OGDEN — As Kristie Samuels lay dying, her family took turns talking to her via a speaker phone, sending their love.
“We were able to talk to her and say what we wanted to say. She heard us. She responded to us,” said Andrea Bair, Samuels’ stepsister.
Still, unable to touch or hug her because of the coronavirus, unable to be anywhere near her as a safeguard against the spread of the disease, it was hard. Really hard.
“I think we’ll never get over the fact that she had to die without us, die without our family,” Bair said.
Samuels, just 53 when she died on March 29 at an Ogden nursing home, went through a lot in her life. She was age 29 when she learned she suffered from spinocerebellar ataxia 7, or SCA 7, an inherited neurological disease that causes degenerative changes in the brain, affecting movement. Samuels was still sharp mentally, but given her declining physical condition she moved into a nursing home for care 18 months ago. Then, in mid-March, Samuels tested positive for COVID-19, which eventually killed her.

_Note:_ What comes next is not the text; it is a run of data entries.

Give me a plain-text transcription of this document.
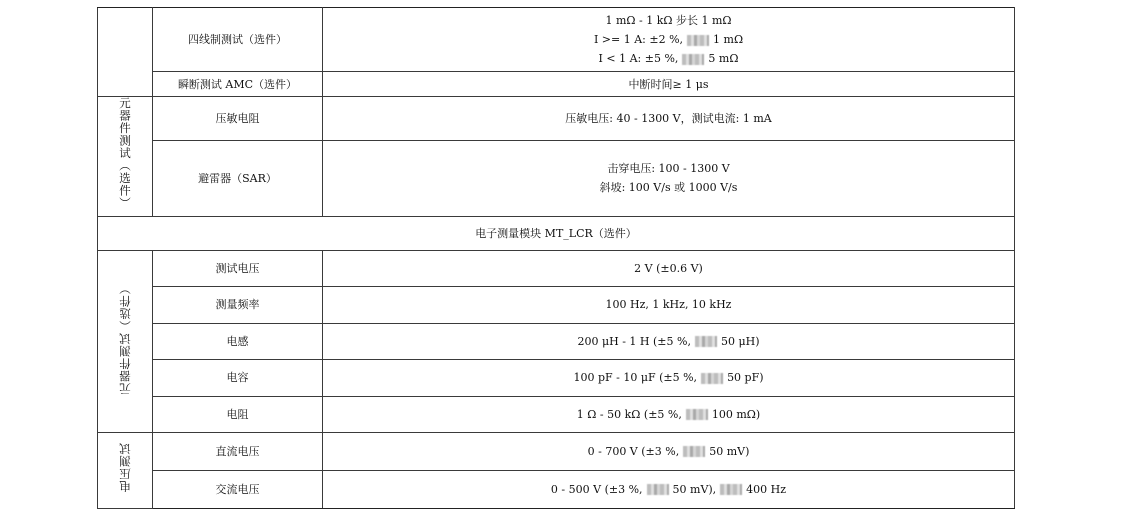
	四线制测试（选件）	1 mΩ - 1 kΩ 步长 1 mΩ
I >= 1 A: ±2 %, 1 mΩ
I < 1 A: ±5 %, 5 mΩ

	瞬断测试 AMC（选件）	中断时间≥ 1 μs
元器件测试（选件）	压敏电阻	压敏电压: 40 - 1300 V，测试电流: 1 mA
	避雷器（SAR）	击穿电压: 100 - 1300 V
斜坡: 100 V/s 或 1000 V/s

电子测量模块 MT_LCR（选件）		
元器件测试（选件）	测试电压	2 V (±0.6 V)
	测量频率	100 Hz, 1 kHz, 10 kHz
	电感	200 μH - 1 H (±5 %, 50 μH)
	电容	100 pF - 10 μF (±5 %, 50 pF)
	电阻	1 Ω - 50 kΩ (±5 %, 100 mΩ)
电压测试	直流电压	0 - 700 V (±3 %, 50 mV)
	交流电压	0 - 500 V (±3 %, 50 mV), 400 Hz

“Her life was challenging with having that disease,” Bair said, though her sister always kept an upbeat attitude. “Then to have to die that way... You know, life’s not fair. It was pretty cruel.”

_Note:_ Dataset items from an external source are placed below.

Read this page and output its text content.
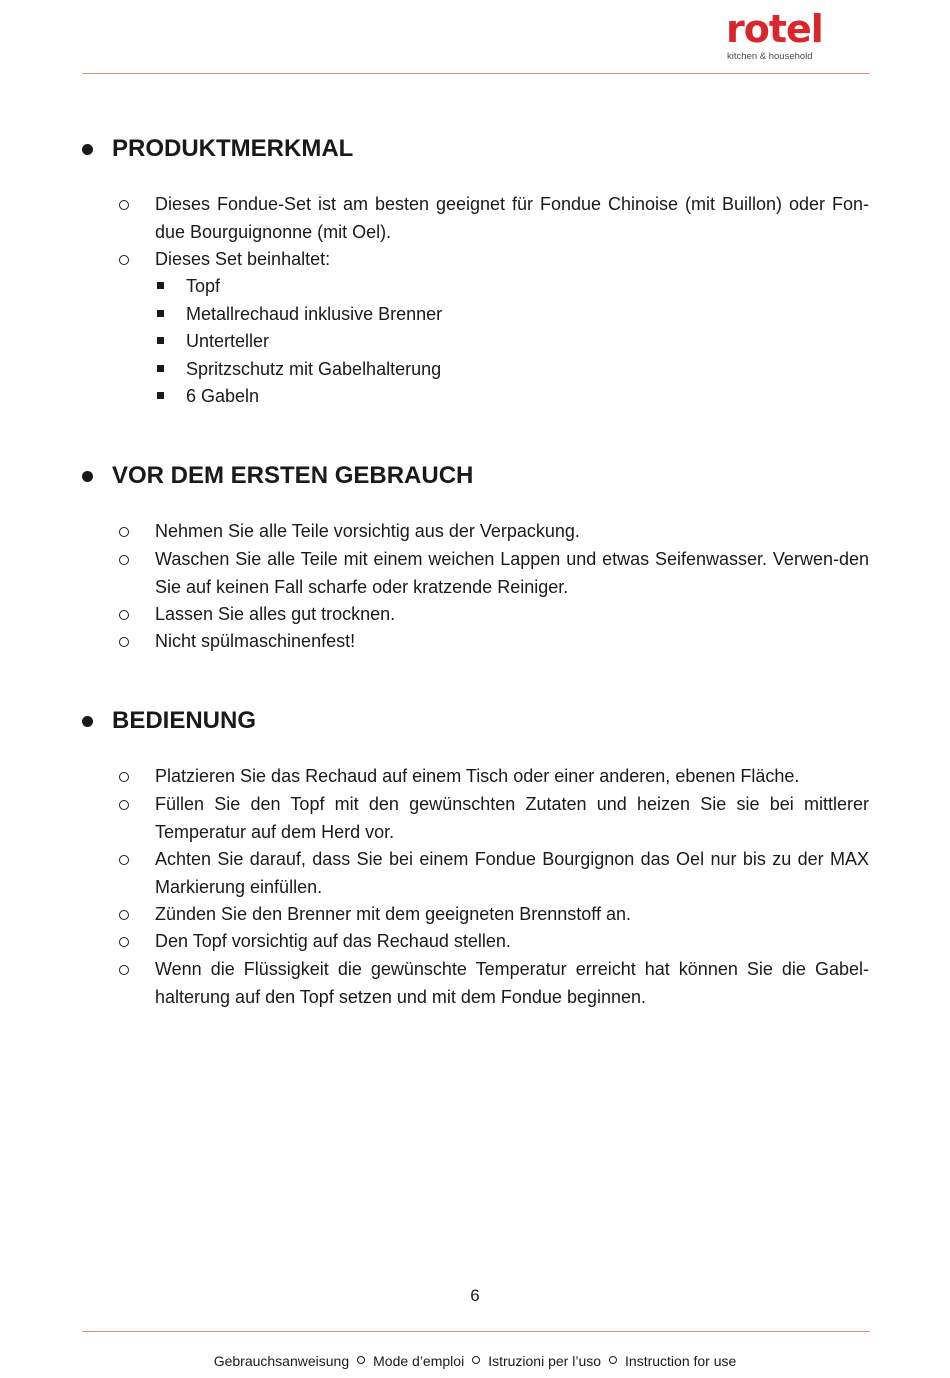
rotel
kitchen & household
PRODUKTMERKMAL

Dieses Fondue-Set ist am besten geeignet für Fondue Chinoise (mit Buillon) oder Fon-due Bourguignonne (mit Oel).

Dieses Set beinhaltet:

Topf

Metallrechaud inklusive Brenner

Unterteller

Spritzschutz mit Gabelhalterung

6 Gabeln

VOR DEM ERSTEN GEBRAUCH

Nehmen Sie alle Teile vorsichtig aus der Verpackung.

Waschen Sie alle Teile mit einem weichen Lappen und etwas Seifenwasser. Verwen-den Sie auf keinen Fall scharfe oder kratzende Reiniger.

Lassen Sie alles gut trocknen.

Nicht spülmaschinenfest!

BEDIENUNG

Platzieren Sie das Rechaud auf einem Tisch oder einer anderen, ebenen Fläche.

Füllen Sie den Topf mit den gewünschten Zutaten und heizen Sie sie bei mittlerer Temperatur auf dem Herd vor.

Achten Sie darauf, dass Sie bei einem Fondue Bourgignon das Oel nur bis zu der MAX Markierung einfüllen.

Zünden Sie den Brenner mit dem geeigneten Brennstoff an.

Den Topf vorsichtig auf das Rechaud stellen.

Wenn die Flüssigkeit die gewünschte Temperatur erreicht hat können Sie die Gabel-halterung auf den Topf setzen und mit dem Fondue beginnen.

6
Gebrauchsanweisung Mode d’emploi Istruzioni per l’uso Instruction for use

Samuels was the first reported coronavirus death in Weber County and the fifth in Utah. When the Weber-Morgan Health Department reported her death, the statement didn’t name her, per federal privacy laws that have left many other victims around the state and country shrouded in anonymity. But Bair, who lives in Salt Lake City, and Samuels’ sister Stacie Finch, who lives in Bothell, Washington, agreed to talk, putting a face to one of the many tragic numbers connected to the coronavirus pandemic.
It’s surreal, having a close family member die at the hands of a pandemic that’s the focus of near-constant discussion, deliberation and apprehension around the globe, Bair said. It’s also incredibly eye-opening, according to Bair, and underscores how deadly and dangerous the disease really is.
“I think it’s hard that a lot of people don’t take it that seriously,” Bair said. “For us, it’s serious. For us, it became very real, very fast.”
Similarly, Finch noted the many people out there like her and her family — mourning, dealing with the sad aftermath of coronavirus’ wrath. As of Friday, nearly 103,000 people had died due to coronavirus in the United States, according to the John Hopkins University Coronavirus Resource Center, while nearly 365,000 had succumbed worldwide.
“I think people forget there are thousands and thousands of people who are still mourning... It gets caught up in all this stuff,” said Finch.
She can attest to the fact that the virus is not to be scoffed at, though.
“It’s very real. It’s happening,” Finch said.
To this day, Samuels’ family still doesn’t know how she contracted COVID-19. Those who had been caring for her and regularly visited her were tested, but all the results were negative.
“It’s a mystery how she got it. We really don’t know,” Bair said.
Samuels, one of five reported COVID-19 deaths in Weber County and 107 across Utah as of Friday, left behind her stepfather Brent Bair, two kids and seven grandkids, among other survivors. Her mother, Janet Bair, who also suffered from SCA 7, died last August.
‘SHE ALWAYS SMILED’
Samuels grew up in North Ogden and graduated from Weber High School. She never moved away from Weber County. Throughout her 20s, she worked at a grocery store and at The Mexican Place, an Ogden restaurant that has since closed.
“She was such a good waitress,” Finch said. “She could carry those huge trays over her shoulder with plates on there and drinks.”
Later as Samuels’ health declined, she started selling Avon health and beauty products, because it allowed her a measure of work flexibility given her physical constraints.
Through it all, she never seemed to lose hope or get consumed with anger, according to family members.
“I have to say, for all of that, she always smiled. She always had a positive attitude. She tried to look at the positive and she did love life,” Bair said.
A line from her obituary attests to Samuels’ spirit: “She was silly and beautiful, she loved country music, dancing, Mexican food, butterflies, going to new places and her grandchildren.”
Likewise, though her speech suffered, and even as she lost her eyesight, Samuels always found a way to connect with those who visited her — at the South Ogden assisted-living facility where she previously lived, and later at the Ogden nursing home where she died.
“She loved to tease people, loved to laugh. She always told you about six times before you left that she loved you,” Bair said.
As the end neared, a staffer suited up in protective gear, called family members one by one, and let them talk one last time with Samuels via speaker phone.
“We each did it in our own home and called in,” Bair said.
A “very sweet nurse” attended to her sister, Bair said, and was there with Samuels when she ultimately died.
“She was with her when she passed and keeping her comfortable,” Bair said.
Samuels’ survivors are planning to hold a memorial, but they still haven’t picked a time given continuing coronavirus concerns.